Removing Roof Drainage Connections
It’s the Law
In some areas, roof downspouts are connected directly to the storm sewer system or even waterways. When it rains, stormwater hits the roof surface where it collects pollutants such as roofing materials and bird waste. The rainwater is then washed into the gutters and is transported into the storm sewer system or waterway.
Disconnecting a roof downspout from drainage systems or waterways helps keep roof runoff from overloading the sewer system and adding pollutants to our waters.
Pinellas County Ordinance No. 06-13, Chapter 58, Article VI requires illegal connections to be disconnected from the storm sewer and waterways with daily penalty fees for noncompliance.
Redirect Roof Runoff
Roof runoff can be easily redirected to a yard, garden or other landscaping where it will soak through the soil. It can also be redirected to a rain barrel or cistern for irrigation or storage for future use. Preventing runoff from going over your driveway and directly into the street will also alleviate potential flooding problems.
Preventing roof runoff from entering the storm sewer system protects the health and safety of the community.
- Downspout disconnection reduces the amount of water in the stormsewer system and helps prevent flooding.
- Storing or using roof runoff for irrigation conserves water and can reduce water bills.
- Disconnection is simple, inexpensive, effective and easily integrated into the landscape design.
- Check periodically to ensure the discharge location has proper erosion control and drainage.
- Check materials for leaks or defects and remove accumulated leaves or debris, especially from gutters.
- Most materials last for about 10 years and can be easily replaced.
Disconnecting is Simple
A common method of residential disconnection is to cut the downspout above the standpipe (step 1), plug or cap the standpipe (step 2), attach an elbow (step 3) and an extension piece and splashguard (step 4) that direct runoff to the receiving area.

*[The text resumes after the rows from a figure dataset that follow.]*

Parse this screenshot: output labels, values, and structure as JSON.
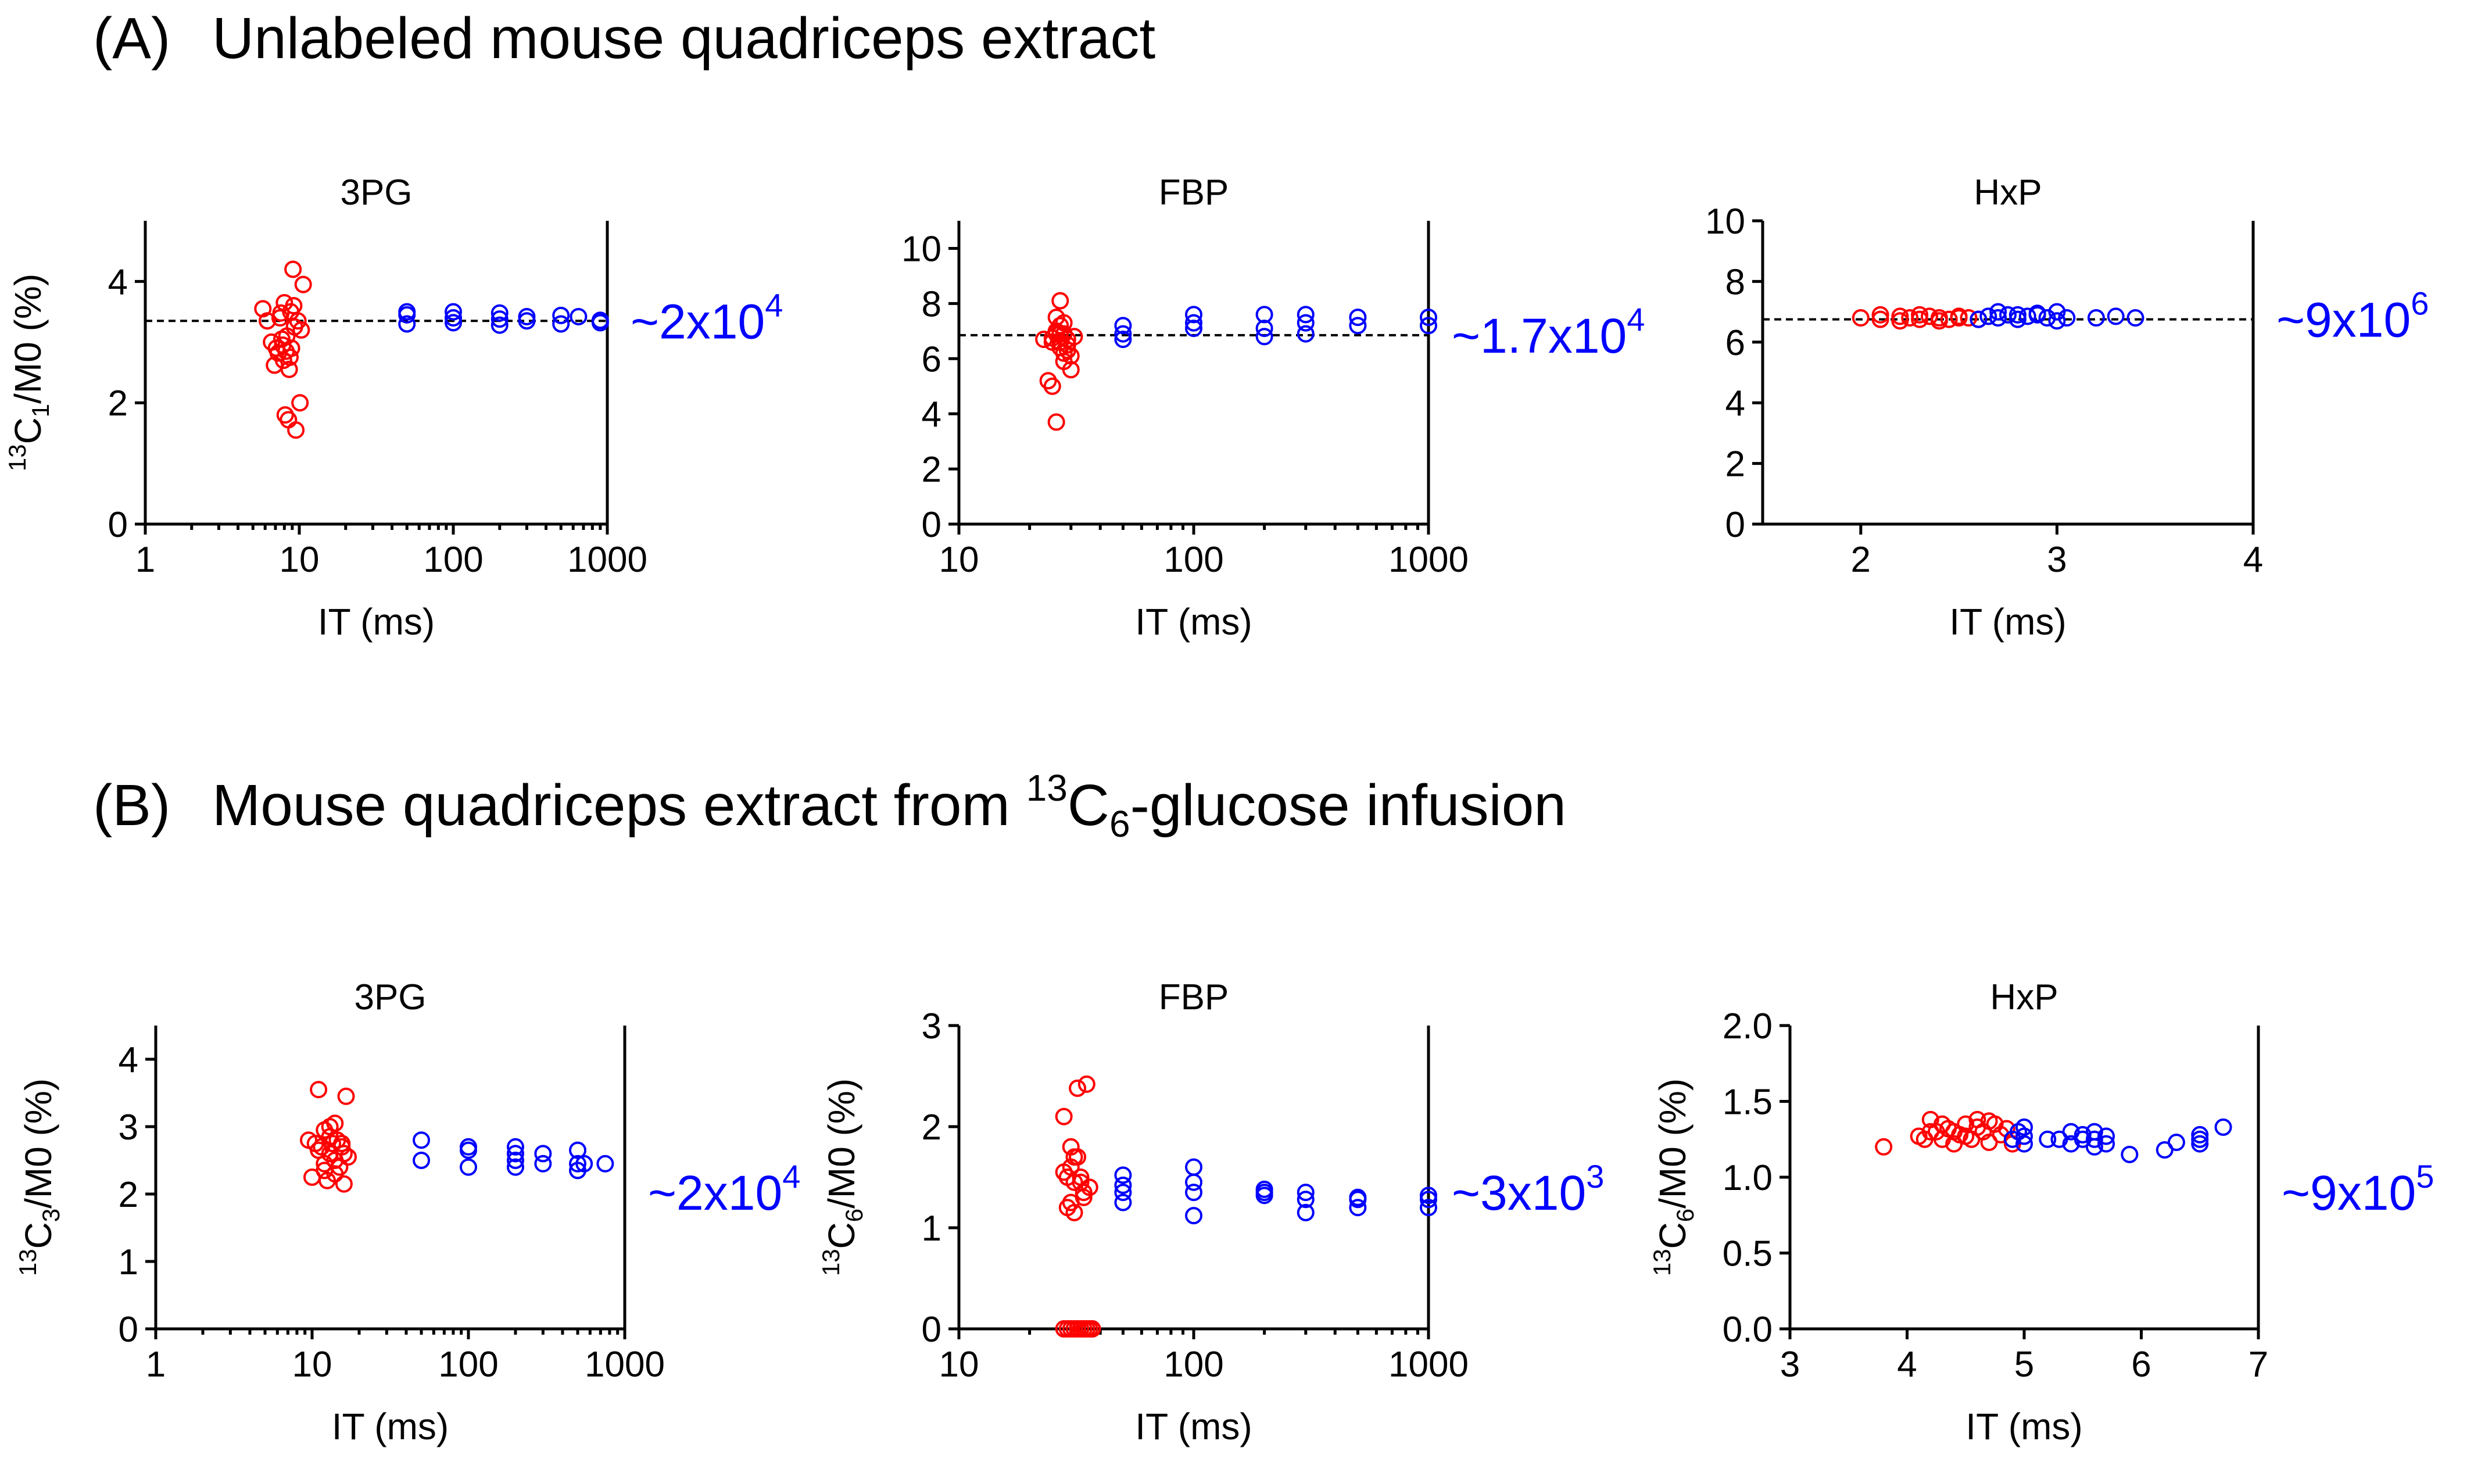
{
  "figure": {
    "sections": [
      {
        "label": "(A)",
        "title": "Unlabeled mouse quadriceps extract"
      },
      {
        "label": "(B)",
        "title_pre": "Mouse quadriceps extract from ",
        "title_sup": "13",
        "title_c": "C",
        "title_sub": "6",
        "title_post": "-glucose infusion"
      }
    ],
    "colors": {
      "group1": "#ff0000",
      "group2": "#0000ff",
      "annotation": "#0000ff",
      "axes": "#000000"
    }
  },
  "chart_data": [
    {
      "id": "A1",
      "type": "scatter",
      "title": "3PG",
      "xlabel": "IT (ms)",
      "xscale": "log",
      "xlim": [
        1,
        1000
      ],
      "xticks": [
        1,
        10,
        100,
        1000
      ],
      "xticklabels": [
        "1",
        "10",
        "100",
        "1000"
      ],
      "ylabel_sup": "13",
      "ylabel_main": "C",
      "ylabel_sub": "1",
      "ylabel_post": "/M0 (%)",
      "ylim": [
        0,
        5
      ],
      "yticks": [
        0,
        2,
        4
      ],
      "yticklabels": [
        "0",
        "2",
        "4"
      ],
      "ref_line": 3.35,
      "annotation": {
        "base": "~2x10",
        "exp": "4"
      },
      "series": [
        {
          "name": "red",
          "color": "#ff0000",
          "x": [
            5.8,
            6.2,
            6.6,
            6.9,
            7.1,
            7.3,
            7.5,
            7.6,
            7.8,
            8.0,
            8.1,
            8.3,
            8.5,
            8.6,
            8.8,
            8.9,
            9.1,
            9.3,
            9.5,
            9.8,
            10.1,
            10.6,
            7.7,
            8.7,
            9.2,
            8.2,
            7.9,
            10.3
          ],
          "y": [
            3.55,
            3.35,
            3.0,
            2.62,
            2.9,
            2.82,
            3.4,
            3.48,
            2.95,
            3.65,
            1.8,
            3.1,
            1.72,
            2.55,
            3.5,
            2.9,
            4.2,
            3.25,
            1.55,
            3.35,
            2.0,
            3.95,
            3.05,
            2.75,
            3.6,
            2.85,
            2.7,
            3.2
          ]
        },
        {
          "name": "blue",
          "color": "#0000ff",
          "x": [
            50,
            50,
            50,
            100,
            100,
            100,
            200,
            200,
            200,
            300,
            300,
            500,
            500,
            650,
            900,
            900
          ],
          "y": [
            3.3,
            3.45,
            3.5,
            3.32,
            3.4,
            3.5,
            3.28,
            3.38,
            3.48,
            3.35,
            3.42,
            3.3,
            3.44,
            3.42,
            3.32,
            3.36
          ]
        }
      ]
    },
    {
      "id": "A2",
      "type": "scatter",
      "title": "FBP",
      "xlabel": "IT (ms)",
      "xscale": "log",
      "xlim": [
        10,
        1000
      ],
      "xticks": [
        10,
        100,
        1000
      ],
      "xticklabels": [
        "10",
        "100",
        "1000"
      ],
      "ylabel_sup": "",
      "ylabel_main": "",
      "ylabel_sub": "",
      "ylabel_post": "",
      "ylim": [
        0,
        11
      ],
      "yticks": [
        0,
        2,
        4,
        6,
        8,
        10
      ],
      "yticklabels": [
        "0",
        "2",
        "4",
        "6",
        "8",
        "10"
      ],
      "ref_line": 6.85,
      "annotation": {
        "base": "~1.7x10",
        "exp": "4"
      },
      "series": [
        {
          "name": "red",
          "color": "#ff0000",
          "x": [
            23,
            24,
            25,
            25,
            26,
            26,
            27,
            27,
            27,
            28,
            28,
            28,
            29,
            29,
            30,
            30,
            31,
            25,
            26,
            27,
            28,
            29,
            26,
            27
          ],
          "y": [
            6.7,
            5.2,
            6.75,
            5.0,
            6.9,
            3.7,
            8.1,
            7.2,
            6.9,
            7.3,
            6.2,
            5.9,
            6.7,
            6.5,
            5.6,
            6.1,
            6.8,
            6.6,
            7.0,
            6.4,
            6.9,
            6.3,
            7.5,
            6.6
          ]
        },
        {
          "name": "blue",
          "color": "#0000ff",
          "x": [
            50,
            50,
            50,
            100,
            100,
            100,
            200,
            200,
            200,
            300,
            300,
            300,
            500,
            500,
            1000,
            1000
          ],
          "y": [
            6.7,
            6.9,
            7.2,
            7.3,
            7.6,
            7.1,
            6.8,
            7.1,
            7.6,
            6.9,
            7.3,
            7.6,
            7.2,
            7.5,
            7.2,
            7.5
          ]
        }
      ]
    },
    {
      "id": "A3",
      "type": "scatter",
      "title": "HxP",
      "xlabel": "IT (ms)",
      "xscale": "linear",
      "xlim": [
        1.5,
        4
      ],
      "xticks": [
        2,
        3,
        4
      ],
      "xticklabels": [
        "2",
        "3",
        "4"
      ],
      "ylabel_sup": "",
      "ylabel_main": "",
      "ylabel_sub": "",
      "ylabel_post": "",
      "ylim": [
        0,
        10
      ],
      "yticks": [
        0,
        2,
        4,
        6,
        8,
        10
      ],
      "yticklabels": [
        "0",
        "2",
        "4",
        "6",
        "8",
        "10"
      ],
      "ref_line": 6.75,
      "annotation": {
        "base": "~9x10",
        "exp": "6"
      },
      "series": [
        {
          "name": "red",
          "color": "#ff0000",
          "x": [
            2.0,
            2.1,
            2.2,
            2.25,
            2.3,
            2.35,
            2.4,
            2.45,
            2.5,
            2.55,
            2.6,
            2.1,
            2.2,
            2.3,
            2.4,
            2.5
          ],
          "y": [
            6.8,
            6.75,
            6.85,
            6.8,
            6.75,
            6.85,
            6.8,
            6.75,
            6.85,
            6.8,
            6.75,
            6.9,
            6.7,
            6.9,
            6.7,
            6.8
          ]
        },
        {
          "name": "blue",
          "color": "#0000ff",
          "x": [
            2.6,
            2.65,
            2.7,
            2.75,
            2.8,
            2.85,
            2.9,
            2.95,
            3.0,
            3.05,
            3.2,
            3.3,
            3.4,
            2.7,
            2.8,
            2.9,
            3.0
          ],
          "y": [
            6.75,
            6.85,
            6.8,
            6.9,
            6.75,
            6.85,
            6.9,
            6.8,
            6.7,
            6.8,
            6.8,
            6.85,
            6.8,
            7.0,
            6.9,
            6.95,
            7.0
          ]
        }
      ]
    },
    {
      "id": "B1",
      "type": "scatter",
      "title": "3PG",
      "xlabel": "IT (ms)",
      "xscale": "log",
      "xlim": [
        1,
        1000
      ],
      "xticks": [
        1,
        10,
        100,
        1000
      ],
      "xticklabels": [
        "1",
        "10",
        "100",
        "1000"
      ],
      "ylabel_sup": "13",
      "ylabel_main": "C",
      "ylabel_sub": "3",
      "ylabel_post": "/M0 (%)",
      "ylim": [
        0,
        4.5
      ],
      "yticks": [
        0,
        1,
        2,
        3,
        4
      ],
      "yticklabels": [
        "0",
        "1",
        "2",
        "3",
        "4"
      ],
      "ref_line": null,
      "annotation": {
        "base": "~2x10",
        "exp": "4"
      },
      "series": [
        {
          "name": "red",
          "color": "#ff0000",
          "x": [
            9.5,
            10,
            10.5,
            11,
            11.5,
            12,
            12,
            12.5,
            13,
            13,
            13.5,
            14,
            14,
            14.5,
            15,
            15.5,
            16,
            16.5,
            17,
            12,
            13,
            14,
            11,
            15.5,
            16
          ],
          "y": [
            2.8,
            2.25,
            2.75,
            3.55,
            2.7,
            2.35,
            2.95,
            2.2,
            2.6,
            3.0,
            2.75,
            2.5,
            3.05,
            2.8,
            2.4,
            2.75,
            2.15,
            3.45,
            2.55,
            2.45,
            2.85,
            2.3,
            2.65,
            2.7,
            2.6
          ]
        },
        {
          "name": "blue",
          "color": "#0000ff",
          "x": [
            50,
            50,
            100,
            100,
            100,
            200,
            200,
            200,
            200,
            300,
            300,
            500,
            500,
            500,
            550,
            750
          ],
          "y": [
            2.5,
            2.8,
            2.4,
            2.65,
            2.7,
            2.4,
            2.5,
            2.6,
            2.7,
            2.45,
            2.6,
            2.35,
            2.45,
            2.65,
            2.45,
            2.45
          ]
        }
      ]
    },
    {
      "id": "B2",
      "type": "scatter",
      "title": "FBP",
      "xlabel": "IT (ms)",
      "xscale": "log",
      "xlim": [
        10,
        1000
      ],
      "xticks": [
        10,
        100,
        1000
      ],
      "xticklabels": [
        "10",
        "100",
        "1000"
      ],
      "ylabel_sup": "13",
      "ylabel_main": "C",
      "ylabel_sub": "6",
      "ylabel_post": "/M0 (%)",
      "ylim": [
        0,
        3
      ],
      "yticks": [
        0,
        1,
        2,
        3
      ],
      "yticklabels": [
        "0",
        "1",
        "2",
        "3"
      ],
      "ref_line": null,
      "annotation": {
        "base": "~3x10",
        "exp": "3"
      },
      "series": [
        {
          "name": "red",
          "color": "#ff0000",
          "x": [
            28,
            29,
            30,
            31,
            32,
            33,
            34,
            35,
            36,
            28,
            29,
            30,
            31,
            32,
            33,
            34,
            28,
            29,
            30,
            31,
            32,
            33,
            34,
            35,
            36,
            37,
            31,
            30
          ],
          "y": [
            2.1,
            1.5,
            1.8,
            1.15,
            1.7,
            1.45,
            1.35,
            2.42,
            1.4,
            1.55,
            1.2,
            1.6,
            1.7,
            2.38,
            1.5,
            1.3,
            0,
            0,
            0,
            0,
            0,
            0,
            0,
            0,
            0,
            0,
            1.45,
            1.25
          ]
        },
        {
          "name": "blue",
          "color": "#0000ff",
          "x": [
            50,
            50,
            50,
            50,
            100,
            100,
            100,
            100,
            200,
            200,
            200,
            300,
            300,
            300,
            500,
            500,
            500,
            1000,
            1000,
            1000
          ],
          "y": [
            1.25,
            1.35,
            1.42,
            1.52,
            1.12,
            1.35,
            1.45,
            1.6,
            1.32,
            1.35,
            1.38,
            1.15,
            1.28,
            1.35,
            1.2,
            1.28,
            1.3,
            1.2,
            1.28,
            1.32
          ]
        }
      ]
    },
    {
      "id": "B3",
      "type": "scatter",
      "title": "HxP",
      "xlabel": "IT (ms)",
      "xscale": "linear",
      "xlim": [
        3,
        7
      ],
      "xticks": [
        3,
        4,
        5,
        6,
        7
      ],
      "xticklabels": [
        "3",
        "4",
        "5",
        "6",
        "7"
      ],
      "ylabel_sup": "13",
      "ylabel_main": "C",
      "ylabel_sub": "6",
      "ylabel_post": "/M0 (%)",
      "ylim": [
        0,
        2
      ],
      "yticks": [
        0,
        0.5,
        1.0,
        1.5,
        2.0
      ],
      "yticklabels": [
        "0.0",
        "0.5",
        "1.0",
        "1.5",
        "2.0"
      ],
      "ref_line": null,
      "annotation": {
        "base": "~9x10",
        "exp": "5"
      },
      "series": [
        {
          "name": "red",
          "color": "#ff0000",
          "x": [
            3.8,
            4.1,
            4.15,
            4.2,
            4.25,
            4.3,
            4.35,
            4.4,
            4.45,
            4.5,
            4.55,
            4.6,
            4.65,
            4.7,
            4.75,
            4.8,
            4.85,
            4.9,
            4.2,
            4.3,
            4.5,
            4.6,
            4.7,
            4.4
          ],
          "y": [
            1.2,
            1.27,
            1.25,
            1.38,
            1.3,
            1.25,
            1.32,
            1.22,
            1.28,
            1.35,
            1.25,
            1.38,
            1.3,
            1.23,
            1.35,
            1.28,
            1.32,
            1.22,
            1.3,
            1.35,
            1.27,
            1.33,
            1.37,
            1.3
          ]
        },
        {
          "name": "blue",
          "color": "#0000ff",
          "x": [
            5.0,
            5.0,
            5.0,
            5.2,
            5.3,
            5.4,
            5.4,
            5.5,
            5.5,
            5.6,
            5.6,
            5.6,
            5.7,
            5.7,
            5.9,
            6.2,
            6.3,
            6.5,
            6.5,
            6.5,
            6.7,
            4.9,
            4.95
          ],
          "y": [
            1.22,
            1.27,
            1.33,
            1.25,
            1.25,
            1.22,
            1.3,
            1.25,
            1.28,
            1.2,
            1.25,
            1.3,
            1.22,
            1.27,
            1.15,
            1.18,
            1.23,
            1.22,
            1.25,
            1.28,
            1.33,
            1.25,
            1.3
          ]
        }
      ]
    }
  ]
}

For disconnection to be safe and effective, the downspout must discharge into a suitable receiving area. Ensure the discharge stays on your property and does not negatively impact neighbors.
Roof runoff contains pollutants deposited from the air, particles of roofing material and nutrients from bird and animal waste. The concentrations of these pollutants will be reduced in the storm sewer system as the runoff water is filtered naturally through the plant roots in the garden.